Shares of Marvell Technology (MRVL 7.13%), the system-on-a-chip semiconductor manufacturer, jumped 7.6% through 12:05 p.m. ET Wednesday after Morgan Stanley analyst Joseph Moore raised his price target to $80 a share.

And that's not the only reason.

Green arrow going up.

Image source: Getty Images.

Why Morgan Stanley likes Marvell stock

Moore (not the same guy who wrote Moore's Law) forecasts Marvell to earn $2.28 per share in 2026, and values the stock at 35 times forward earnings. "Marvell is firmly in the AI winners camp," writes Moore in a note covered on StreetInsider.com today, but "sentiment has swung aggressively negative" -- and now Marvell stock is down about 33% from its peak back in late January.

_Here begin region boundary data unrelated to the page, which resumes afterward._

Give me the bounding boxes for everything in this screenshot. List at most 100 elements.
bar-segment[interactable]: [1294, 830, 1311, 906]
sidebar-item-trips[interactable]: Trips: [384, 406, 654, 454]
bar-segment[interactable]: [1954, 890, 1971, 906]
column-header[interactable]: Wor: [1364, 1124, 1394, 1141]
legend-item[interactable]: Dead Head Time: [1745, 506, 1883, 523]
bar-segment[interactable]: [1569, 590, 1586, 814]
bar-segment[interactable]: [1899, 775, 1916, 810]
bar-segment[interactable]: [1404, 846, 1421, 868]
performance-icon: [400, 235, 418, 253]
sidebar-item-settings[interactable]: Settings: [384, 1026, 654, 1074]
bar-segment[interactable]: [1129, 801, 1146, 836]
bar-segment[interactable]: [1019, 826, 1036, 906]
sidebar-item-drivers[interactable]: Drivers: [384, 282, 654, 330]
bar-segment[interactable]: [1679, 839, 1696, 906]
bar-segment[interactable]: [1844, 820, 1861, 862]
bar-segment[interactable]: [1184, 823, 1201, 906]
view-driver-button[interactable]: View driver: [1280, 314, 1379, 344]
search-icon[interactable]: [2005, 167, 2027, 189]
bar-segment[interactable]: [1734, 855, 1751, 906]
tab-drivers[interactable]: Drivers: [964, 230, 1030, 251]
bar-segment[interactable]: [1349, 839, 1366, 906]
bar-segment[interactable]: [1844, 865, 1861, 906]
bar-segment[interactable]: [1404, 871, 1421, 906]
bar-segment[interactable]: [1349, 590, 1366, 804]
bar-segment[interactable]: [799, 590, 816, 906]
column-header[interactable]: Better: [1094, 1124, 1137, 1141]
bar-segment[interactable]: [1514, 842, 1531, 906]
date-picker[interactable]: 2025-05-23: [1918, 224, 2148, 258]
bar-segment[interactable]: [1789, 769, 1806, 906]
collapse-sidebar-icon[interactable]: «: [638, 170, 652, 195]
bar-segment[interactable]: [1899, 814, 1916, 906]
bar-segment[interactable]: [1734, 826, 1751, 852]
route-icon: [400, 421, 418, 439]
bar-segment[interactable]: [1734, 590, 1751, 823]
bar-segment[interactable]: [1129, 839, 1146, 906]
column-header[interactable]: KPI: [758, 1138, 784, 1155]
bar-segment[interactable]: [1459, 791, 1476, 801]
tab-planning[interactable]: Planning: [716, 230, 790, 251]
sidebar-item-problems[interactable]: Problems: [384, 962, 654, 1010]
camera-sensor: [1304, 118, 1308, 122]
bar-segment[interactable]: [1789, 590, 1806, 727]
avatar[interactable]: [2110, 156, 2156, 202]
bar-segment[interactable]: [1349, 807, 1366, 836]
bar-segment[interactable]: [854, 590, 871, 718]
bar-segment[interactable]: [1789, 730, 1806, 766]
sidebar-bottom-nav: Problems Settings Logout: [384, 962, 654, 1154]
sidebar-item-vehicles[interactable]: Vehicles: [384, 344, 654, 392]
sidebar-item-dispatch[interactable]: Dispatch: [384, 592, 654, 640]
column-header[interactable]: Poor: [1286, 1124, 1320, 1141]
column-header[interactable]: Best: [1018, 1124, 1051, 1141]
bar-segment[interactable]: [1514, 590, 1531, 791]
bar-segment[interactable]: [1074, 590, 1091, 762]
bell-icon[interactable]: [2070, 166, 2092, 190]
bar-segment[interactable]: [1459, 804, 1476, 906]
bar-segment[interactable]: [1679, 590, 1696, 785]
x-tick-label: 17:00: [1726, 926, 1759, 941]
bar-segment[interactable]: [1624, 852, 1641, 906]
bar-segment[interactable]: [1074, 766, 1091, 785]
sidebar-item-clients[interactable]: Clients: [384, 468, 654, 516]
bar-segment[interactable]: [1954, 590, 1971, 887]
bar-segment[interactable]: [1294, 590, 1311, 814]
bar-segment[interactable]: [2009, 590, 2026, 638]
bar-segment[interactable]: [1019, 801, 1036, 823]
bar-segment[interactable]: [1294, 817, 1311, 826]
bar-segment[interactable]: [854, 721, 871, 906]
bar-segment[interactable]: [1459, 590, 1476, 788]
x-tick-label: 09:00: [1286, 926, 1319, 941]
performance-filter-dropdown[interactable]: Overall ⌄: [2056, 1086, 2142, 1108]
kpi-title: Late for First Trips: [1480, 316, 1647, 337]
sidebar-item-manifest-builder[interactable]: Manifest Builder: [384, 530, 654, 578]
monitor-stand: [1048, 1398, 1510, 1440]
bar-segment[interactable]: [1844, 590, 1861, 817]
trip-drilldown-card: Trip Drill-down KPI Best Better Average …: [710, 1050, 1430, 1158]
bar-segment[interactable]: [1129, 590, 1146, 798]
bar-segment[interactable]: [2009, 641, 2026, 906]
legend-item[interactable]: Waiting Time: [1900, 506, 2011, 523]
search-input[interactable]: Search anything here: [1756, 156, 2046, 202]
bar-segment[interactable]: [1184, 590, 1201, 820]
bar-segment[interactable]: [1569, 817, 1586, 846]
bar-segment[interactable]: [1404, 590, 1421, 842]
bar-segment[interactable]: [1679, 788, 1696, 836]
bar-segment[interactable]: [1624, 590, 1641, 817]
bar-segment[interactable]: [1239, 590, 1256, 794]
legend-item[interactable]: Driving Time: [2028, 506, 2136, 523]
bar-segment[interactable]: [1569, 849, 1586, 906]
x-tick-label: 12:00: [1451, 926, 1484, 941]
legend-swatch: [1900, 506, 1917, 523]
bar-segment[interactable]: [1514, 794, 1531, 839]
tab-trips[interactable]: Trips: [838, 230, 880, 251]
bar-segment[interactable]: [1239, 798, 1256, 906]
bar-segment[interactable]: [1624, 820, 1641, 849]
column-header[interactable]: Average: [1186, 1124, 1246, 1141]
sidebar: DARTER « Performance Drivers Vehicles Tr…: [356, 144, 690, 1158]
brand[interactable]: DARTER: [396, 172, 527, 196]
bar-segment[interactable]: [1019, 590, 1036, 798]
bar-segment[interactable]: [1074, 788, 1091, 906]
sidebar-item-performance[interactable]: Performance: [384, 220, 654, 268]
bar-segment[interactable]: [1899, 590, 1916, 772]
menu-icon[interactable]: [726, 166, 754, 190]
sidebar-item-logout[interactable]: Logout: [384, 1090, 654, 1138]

Speaking of artificial intelligence, though, the other big Marvell news today is that Fubon Research is reporting interest in Microsoft (MSFT 0.10%) in upgrading from 3nm to a more advanced 2nm for its upcoming Maia300 AI chip -- which Marvell will produce. Fubon notes that the change is pushing back production (and revenue) for Marvell from Q1 2026 into Q4 2026 -- but the analyst thinks the chance to sell Microsoft a more advanced chip costing as much as $8,000 per unit "represents a substantial opportunity for Marvell."

Is Marvell stock a buy?

Fubon is guessing the new chip could add $2.4 billion to Marvell's revenue in 2026 and as much as $12 billion in 2027 -- a substantial sum when you consider that Marvell did only $5.8 billion in business in 2024!

Does this make Marvell stock a buy? It depends. The stock costs a steep 47 times this year's estimated free cash flow. But analysts expect Marvell's FCF to double over the next two years, alongside the doubling in revenue. If the growth materializes as planned, Marvell stock actually could be cheap enough to buy.